Ce bras de fer devra se poursuivre entre les institutionnels et le Trésor tant que ce dernier recourt toujours aux financements innovants et rechigne à offrir des rendements plus intéressants aux investisseurs. «Si les besoins du Trésor sont amenés à augmenter, pour faire face à des dépenses exceptionnelles, il sera obligé de marquer la courbe et d’opérer des levées sur le long terme», conclut notre gérant de portefeuille. Néanmoins, une sortie à l’international devra alléger cette pression exercée sur le marché interne et comprimer, un tant soit peu, les demandes à la hausse des taux. D’ici à la fin de cette année, Attijari Global Research estime le besoin de financement brut du Trésor à 101 milliards de DH, dont 33,5 milliards seront couverts par le financement extérieur et le reliquat par le marché domestique.
En attendant un incontournable recours au marché international, le marché scrute le prochain conseil de Bank Al-Maghrib, le 27 septembre courant, pour un éventuel relèvement du taux directeur. Le gouverneur de la Banque centrale finira-t-il par le faire ?

 

 

Taux directeur : La hausse attendue finira-t-elle par arriver ?
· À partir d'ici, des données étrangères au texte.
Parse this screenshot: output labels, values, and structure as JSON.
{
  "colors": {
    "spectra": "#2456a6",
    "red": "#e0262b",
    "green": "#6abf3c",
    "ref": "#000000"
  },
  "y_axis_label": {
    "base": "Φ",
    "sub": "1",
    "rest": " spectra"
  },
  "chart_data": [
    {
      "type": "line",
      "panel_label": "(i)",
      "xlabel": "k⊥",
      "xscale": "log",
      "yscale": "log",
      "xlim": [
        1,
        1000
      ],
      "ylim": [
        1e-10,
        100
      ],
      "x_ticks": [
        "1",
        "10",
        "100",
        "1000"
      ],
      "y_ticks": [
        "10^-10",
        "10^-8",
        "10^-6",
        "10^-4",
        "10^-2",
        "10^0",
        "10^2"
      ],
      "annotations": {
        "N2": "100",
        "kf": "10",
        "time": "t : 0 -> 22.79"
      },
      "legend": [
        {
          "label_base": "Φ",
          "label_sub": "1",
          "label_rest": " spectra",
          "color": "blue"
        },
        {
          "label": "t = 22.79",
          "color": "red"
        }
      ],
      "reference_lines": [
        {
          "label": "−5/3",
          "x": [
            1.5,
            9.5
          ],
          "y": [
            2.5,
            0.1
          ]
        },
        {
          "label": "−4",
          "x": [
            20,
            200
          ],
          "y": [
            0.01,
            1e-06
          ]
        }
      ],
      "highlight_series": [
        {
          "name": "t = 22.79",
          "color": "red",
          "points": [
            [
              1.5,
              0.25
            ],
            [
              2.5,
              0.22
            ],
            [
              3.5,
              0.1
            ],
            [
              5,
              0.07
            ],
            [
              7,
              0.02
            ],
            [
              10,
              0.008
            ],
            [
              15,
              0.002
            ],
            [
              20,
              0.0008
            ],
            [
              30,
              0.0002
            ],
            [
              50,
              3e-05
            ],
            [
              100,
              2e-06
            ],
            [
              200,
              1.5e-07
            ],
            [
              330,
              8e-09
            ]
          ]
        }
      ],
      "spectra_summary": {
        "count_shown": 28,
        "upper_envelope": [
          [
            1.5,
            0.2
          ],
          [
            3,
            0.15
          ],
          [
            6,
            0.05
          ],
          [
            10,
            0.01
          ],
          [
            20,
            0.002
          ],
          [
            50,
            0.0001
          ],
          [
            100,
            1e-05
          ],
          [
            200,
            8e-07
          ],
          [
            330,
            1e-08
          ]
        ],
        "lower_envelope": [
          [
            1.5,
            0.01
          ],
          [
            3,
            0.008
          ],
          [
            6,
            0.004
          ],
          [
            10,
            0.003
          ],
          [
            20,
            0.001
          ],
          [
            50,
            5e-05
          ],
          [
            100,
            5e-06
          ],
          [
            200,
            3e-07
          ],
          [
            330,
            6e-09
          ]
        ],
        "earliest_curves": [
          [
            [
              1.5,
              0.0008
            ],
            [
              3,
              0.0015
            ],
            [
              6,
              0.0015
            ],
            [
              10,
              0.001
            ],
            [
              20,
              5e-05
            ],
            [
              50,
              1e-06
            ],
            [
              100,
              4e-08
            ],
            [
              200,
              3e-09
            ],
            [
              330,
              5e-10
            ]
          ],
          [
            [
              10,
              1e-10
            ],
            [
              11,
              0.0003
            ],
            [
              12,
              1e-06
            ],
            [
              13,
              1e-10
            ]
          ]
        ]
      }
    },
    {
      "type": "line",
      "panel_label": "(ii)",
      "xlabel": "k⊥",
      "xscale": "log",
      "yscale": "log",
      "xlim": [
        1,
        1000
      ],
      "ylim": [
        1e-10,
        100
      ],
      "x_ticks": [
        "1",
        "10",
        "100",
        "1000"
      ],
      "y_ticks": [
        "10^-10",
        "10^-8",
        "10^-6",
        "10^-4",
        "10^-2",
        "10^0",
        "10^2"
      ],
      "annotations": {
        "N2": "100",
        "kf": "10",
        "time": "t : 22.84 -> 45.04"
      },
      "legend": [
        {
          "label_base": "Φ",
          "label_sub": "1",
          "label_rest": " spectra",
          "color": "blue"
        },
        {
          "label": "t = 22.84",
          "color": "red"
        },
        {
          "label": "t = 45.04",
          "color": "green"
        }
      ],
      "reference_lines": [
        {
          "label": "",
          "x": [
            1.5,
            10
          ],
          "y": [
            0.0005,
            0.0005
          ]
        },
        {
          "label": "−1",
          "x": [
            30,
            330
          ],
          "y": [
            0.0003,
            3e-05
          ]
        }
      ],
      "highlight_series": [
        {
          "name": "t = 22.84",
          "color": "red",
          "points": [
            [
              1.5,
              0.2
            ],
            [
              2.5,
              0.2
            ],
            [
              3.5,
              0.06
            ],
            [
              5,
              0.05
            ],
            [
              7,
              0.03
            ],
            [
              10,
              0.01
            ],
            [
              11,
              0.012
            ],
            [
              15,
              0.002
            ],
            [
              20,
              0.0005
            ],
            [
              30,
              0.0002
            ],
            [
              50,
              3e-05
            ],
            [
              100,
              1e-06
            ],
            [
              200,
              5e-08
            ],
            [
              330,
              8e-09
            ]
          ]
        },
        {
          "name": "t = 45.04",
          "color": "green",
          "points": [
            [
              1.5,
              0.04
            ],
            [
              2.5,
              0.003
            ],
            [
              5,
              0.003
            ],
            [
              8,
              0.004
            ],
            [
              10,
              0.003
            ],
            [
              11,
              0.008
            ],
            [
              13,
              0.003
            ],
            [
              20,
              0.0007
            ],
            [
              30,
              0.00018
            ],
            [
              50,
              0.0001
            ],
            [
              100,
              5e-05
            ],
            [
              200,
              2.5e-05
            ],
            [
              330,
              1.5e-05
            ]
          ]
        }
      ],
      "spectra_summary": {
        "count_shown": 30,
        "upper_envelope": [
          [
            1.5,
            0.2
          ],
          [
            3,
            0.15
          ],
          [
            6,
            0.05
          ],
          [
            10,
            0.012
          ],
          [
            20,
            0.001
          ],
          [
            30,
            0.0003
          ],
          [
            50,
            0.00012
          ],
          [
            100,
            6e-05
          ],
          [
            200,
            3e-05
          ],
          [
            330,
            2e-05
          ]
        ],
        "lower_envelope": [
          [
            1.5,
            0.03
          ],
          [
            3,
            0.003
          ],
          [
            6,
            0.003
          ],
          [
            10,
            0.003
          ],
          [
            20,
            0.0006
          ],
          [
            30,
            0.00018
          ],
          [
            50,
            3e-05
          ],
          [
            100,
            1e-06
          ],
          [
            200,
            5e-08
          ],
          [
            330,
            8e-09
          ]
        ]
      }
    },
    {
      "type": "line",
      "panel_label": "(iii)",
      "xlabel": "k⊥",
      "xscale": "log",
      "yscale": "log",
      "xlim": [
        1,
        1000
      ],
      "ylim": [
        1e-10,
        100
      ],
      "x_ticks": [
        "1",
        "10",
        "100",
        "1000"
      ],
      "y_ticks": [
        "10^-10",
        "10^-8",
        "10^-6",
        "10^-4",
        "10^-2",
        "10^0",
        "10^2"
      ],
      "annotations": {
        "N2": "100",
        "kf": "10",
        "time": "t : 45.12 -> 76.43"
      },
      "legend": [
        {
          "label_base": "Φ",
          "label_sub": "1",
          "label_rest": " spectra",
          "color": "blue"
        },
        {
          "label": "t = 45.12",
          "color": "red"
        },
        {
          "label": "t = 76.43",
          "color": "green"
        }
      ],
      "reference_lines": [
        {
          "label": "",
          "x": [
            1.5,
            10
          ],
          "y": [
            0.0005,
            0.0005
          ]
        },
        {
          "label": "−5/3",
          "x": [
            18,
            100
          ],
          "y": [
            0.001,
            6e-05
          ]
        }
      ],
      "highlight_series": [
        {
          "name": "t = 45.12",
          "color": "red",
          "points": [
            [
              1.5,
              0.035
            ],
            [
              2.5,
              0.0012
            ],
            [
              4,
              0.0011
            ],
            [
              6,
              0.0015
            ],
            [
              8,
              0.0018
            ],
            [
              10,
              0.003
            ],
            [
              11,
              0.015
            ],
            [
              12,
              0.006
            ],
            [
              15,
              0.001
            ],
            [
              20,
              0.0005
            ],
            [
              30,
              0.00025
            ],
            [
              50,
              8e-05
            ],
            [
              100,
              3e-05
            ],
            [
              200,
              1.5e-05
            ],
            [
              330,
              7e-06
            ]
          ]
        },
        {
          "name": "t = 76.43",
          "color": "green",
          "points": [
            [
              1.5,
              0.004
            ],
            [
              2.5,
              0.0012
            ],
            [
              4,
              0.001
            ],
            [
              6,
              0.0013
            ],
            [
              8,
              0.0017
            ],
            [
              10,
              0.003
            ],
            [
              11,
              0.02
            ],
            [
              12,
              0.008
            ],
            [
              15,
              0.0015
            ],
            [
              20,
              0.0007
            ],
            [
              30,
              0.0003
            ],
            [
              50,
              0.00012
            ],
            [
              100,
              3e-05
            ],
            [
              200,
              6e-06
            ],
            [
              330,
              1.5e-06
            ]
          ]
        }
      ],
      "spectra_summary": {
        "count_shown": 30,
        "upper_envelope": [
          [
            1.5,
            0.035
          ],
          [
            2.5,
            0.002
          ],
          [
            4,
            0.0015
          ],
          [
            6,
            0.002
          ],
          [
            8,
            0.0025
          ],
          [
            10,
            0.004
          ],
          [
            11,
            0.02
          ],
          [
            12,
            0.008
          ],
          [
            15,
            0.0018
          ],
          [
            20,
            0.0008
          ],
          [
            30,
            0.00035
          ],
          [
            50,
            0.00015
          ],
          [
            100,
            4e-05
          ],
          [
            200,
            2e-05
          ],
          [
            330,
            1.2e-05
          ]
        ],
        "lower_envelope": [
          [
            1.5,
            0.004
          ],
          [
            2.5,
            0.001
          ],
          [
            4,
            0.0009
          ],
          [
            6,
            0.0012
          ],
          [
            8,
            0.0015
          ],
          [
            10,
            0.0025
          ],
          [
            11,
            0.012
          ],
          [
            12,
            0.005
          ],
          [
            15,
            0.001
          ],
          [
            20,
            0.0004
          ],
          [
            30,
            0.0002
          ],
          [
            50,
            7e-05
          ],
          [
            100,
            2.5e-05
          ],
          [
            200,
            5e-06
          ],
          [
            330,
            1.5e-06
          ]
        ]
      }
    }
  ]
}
De plus en plus de voix s’élèvent pour réclamer la hausse du taux directeur par Abdellatif Jouahri, wali de Bank Al-Maghrib. Depuis son abaissement en juin 2020, aucune décision de relèvement n’a été prise. En fait, une série de baisses a été réalisée dès le 1er trimestre 2009. De 3,50%, il a été ramené graduellement jusqu’à 1,5%.
Un contexte de taux bas contribue à relancer la demande, à travers notamment les crédits, ainsi que l’investissement, ce qui contribue donc à la relance économique. Grosso modo, une hausse des taux pourrait freiner cette machine, déjà lancée, dont l’économie a besoin pour reprendre ses forces après une année gravement difficile. En face, un relèvement des taux est de nature à accentuer le coût de l’endettement de l’Etat, surtout qu’il a toujours des besoins conséquents par rapport aux années précédentes, contribuant ainsi à creuser le déficit budgétaire. Néanmoins, elle reste la solution idoine pour faire face à une inflation galopante qui mine les rendements des investisseurs.